🤖 AI Summary
To address the high carbon footprint of large language model (LLM) services in wireless environments—and the prevailing neglect of communication-related emissions in existing studies—this paper proposes the first end-to-end carbon footprint quantification model that jointly characterizes greenhouse gas emissions from both inference computation and wireless transmission. Building upon this model, we design a low-carbon-oriented deep reinforcement learning algorithm, termed SDRL, which employs a spiking neural network (SNN) as the actor to jointly optimize inference output quality and base station transmit power under QoE and system performance constraints. Compared to the soft Actor-Critic baseline, SDRL reduces total carbon footprint by 18.77%, significantly enhancing the energy efficiency and sustainability of wireless LLM services.

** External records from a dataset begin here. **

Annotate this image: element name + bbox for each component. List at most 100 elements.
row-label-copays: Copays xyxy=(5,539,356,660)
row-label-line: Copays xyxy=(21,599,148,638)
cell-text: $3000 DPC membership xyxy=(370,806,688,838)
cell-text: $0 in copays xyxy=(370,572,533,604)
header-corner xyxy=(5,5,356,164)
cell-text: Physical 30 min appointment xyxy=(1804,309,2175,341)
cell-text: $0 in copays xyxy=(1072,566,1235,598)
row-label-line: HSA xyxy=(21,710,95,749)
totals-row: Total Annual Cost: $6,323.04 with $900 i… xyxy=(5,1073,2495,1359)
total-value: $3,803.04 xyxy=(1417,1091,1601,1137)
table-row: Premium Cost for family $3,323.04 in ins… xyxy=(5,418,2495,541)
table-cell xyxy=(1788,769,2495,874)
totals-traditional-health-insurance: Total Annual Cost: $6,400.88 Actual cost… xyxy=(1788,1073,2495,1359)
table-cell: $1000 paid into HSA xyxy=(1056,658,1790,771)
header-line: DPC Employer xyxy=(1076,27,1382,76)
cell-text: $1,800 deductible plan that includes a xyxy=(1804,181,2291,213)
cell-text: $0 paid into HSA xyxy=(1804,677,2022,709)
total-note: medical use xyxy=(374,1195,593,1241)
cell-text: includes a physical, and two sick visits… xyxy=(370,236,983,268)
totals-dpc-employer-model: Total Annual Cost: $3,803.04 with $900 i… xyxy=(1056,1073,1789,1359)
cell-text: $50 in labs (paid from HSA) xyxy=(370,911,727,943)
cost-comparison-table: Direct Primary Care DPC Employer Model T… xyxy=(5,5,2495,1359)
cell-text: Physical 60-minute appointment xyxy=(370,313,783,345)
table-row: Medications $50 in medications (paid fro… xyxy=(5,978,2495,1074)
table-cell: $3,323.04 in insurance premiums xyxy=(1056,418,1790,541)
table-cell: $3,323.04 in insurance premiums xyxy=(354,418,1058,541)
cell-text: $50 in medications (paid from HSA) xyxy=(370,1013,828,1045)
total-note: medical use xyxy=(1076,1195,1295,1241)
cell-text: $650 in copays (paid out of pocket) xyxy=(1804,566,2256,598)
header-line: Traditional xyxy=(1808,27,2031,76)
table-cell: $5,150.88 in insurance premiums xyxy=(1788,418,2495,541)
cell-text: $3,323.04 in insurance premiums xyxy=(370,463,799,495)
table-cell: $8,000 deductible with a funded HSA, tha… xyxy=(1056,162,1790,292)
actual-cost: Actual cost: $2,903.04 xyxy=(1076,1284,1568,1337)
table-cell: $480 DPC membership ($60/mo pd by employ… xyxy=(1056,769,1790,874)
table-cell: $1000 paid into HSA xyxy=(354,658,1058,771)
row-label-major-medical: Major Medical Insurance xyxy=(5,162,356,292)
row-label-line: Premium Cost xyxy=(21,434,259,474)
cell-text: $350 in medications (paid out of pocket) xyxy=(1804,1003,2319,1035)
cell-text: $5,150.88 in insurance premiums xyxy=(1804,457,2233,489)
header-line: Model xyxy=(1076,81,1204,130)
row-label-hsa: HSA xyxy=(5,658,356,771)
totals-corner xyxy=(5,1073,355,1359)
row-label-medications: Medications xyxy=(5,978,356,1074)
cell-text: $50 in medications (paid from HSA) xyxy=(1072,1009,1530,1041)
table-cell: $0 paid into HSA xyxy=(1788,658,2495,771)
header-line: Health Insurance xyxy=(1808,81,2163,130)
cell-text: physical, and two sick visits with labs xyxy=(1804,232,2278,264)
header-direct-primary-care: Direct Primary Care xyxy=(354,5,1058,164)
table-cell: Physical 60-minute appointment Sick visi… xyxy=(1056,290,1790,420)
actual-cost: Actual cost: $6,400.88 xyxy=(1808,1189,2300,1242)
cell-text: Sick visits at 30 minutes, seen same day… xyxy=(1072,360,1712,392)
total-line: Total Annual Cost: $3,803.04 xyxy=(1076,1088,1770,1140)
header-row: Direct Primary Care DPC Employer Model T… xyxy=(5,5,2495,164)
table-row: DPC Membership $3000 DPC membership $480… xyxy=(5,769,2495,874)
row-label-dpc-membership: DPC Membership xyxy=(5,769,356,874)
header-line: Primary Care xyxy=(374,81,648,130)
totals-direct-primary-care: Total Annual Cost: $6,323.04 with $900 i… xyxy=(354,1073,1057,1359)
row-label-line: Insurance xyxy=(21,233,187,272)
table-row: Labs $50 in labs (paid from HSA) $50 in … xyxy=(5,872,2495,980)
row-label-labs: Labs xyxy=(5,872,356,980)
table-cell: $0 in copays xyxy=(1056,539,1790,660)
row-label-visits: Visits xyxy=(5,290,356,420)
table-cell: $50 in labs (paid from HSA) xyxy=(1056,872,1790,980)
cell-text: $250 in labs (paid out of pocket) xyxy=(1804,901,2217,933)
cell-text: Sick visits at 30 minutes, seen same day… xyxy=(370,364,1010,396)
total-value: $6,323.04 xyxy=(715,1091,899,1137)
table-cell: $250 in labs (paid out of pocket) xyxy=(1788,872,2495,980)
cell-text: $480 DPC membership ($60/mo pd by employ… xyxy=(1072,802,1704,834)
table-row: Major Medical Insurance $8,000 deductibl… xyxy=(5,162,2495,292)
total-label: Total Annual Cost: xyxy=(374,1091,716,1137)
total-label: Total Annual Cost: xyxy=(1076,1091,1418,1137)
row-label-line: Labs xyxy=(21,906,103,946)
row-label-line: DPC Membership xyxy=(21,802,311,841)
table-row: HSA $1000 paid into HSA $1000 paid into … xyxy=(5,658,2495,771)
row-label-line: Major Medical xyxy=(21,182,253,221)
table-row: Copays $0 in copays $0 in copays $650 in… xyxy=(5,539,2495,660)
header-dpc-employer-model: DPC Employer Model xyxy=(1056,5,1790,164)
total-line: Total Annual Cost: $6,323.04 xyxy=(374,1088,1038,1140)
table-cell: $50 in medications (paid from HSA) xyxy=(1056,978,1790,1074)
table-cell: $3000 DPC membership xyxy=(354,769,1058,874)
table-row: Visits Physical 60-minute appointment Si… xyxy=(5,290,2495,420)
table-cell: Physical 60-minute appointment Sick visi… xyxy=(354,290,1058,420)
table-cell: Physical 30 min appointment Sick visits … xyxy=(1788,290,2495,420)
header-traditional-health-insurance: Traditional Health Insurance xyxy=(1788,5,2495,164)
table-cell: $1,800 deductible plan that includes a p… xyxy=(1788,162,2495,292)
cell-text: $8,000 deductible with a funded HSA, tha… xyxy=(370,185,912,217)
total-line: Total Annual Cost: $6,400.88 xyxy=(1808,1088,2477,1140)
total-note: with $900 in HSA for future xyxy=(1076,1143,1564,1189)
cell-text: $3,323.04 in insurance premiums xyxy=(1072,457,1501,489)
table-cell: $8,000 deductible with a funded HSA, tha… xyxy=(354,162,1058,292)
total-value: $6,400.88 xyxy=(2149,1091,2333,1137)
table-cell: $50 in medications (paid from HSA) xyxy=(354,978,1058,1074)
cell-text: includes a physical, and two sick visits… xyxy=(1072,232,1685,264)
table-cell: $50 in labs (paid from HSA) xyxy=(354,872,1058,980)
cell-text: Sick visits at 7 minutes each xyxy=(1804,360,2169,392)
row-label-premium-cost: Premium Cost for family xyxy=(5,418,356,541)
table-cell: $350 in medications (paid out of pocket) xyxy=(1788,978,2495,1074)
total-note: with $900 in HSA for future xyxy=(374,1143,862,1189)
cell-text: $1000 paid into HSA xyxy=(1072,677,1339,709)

Key contributions include: (i) the first holistic carbon modeling framework for wireless LLMs spanning the entire service chain, and (ii) an SNN-driven reinforcement learning architecture enabling co-optimization of computation and communication for carbon reduction.
📝 Abstract
Recent advancements in large language models (LLMs) have led to their widespread adoption and large-scale deployment across various domains. However, their environmental impact, particularly during inference, has become a growing concern due to their substantial energy consumption and carbon footprint. Existing research has focused on inference computation alone, overlooking the analysis and optimization of carbon footprint in network-aided LLM service systems. To address this gap, we propose AOLO, a framework for analysis and optimization for low-carbon oriented wireless LLM services. AOLO introduces a comprehensive carbon footprint model that quantifies greenhouse gas emissions across the entire LLM service chain, including computational inference and wireless communication. Furthermore, we formulate an optimization problem aimed at minimizing the overall carbon footprint, which is solved through joint optimization of inference outputs and transmit power under quality-of-experience and system performance constraints. To achieve this joint optimization, we leverage the energy efficiency of spiking neural networks (SNNs) by adopting SNN as the actor network and propose a low-carbon-oriented optimization algorithm, i.e., SNN-based deep reinforcement learning (SDRL). Comprehensive simulations demonstrate that SDRL algorithm significantly reduces overall carbon footprint, achieving an 18.77% reduction compared to the benchmark soft actor-critic, highlighting its potential for enabling more sustainable LLM inference services.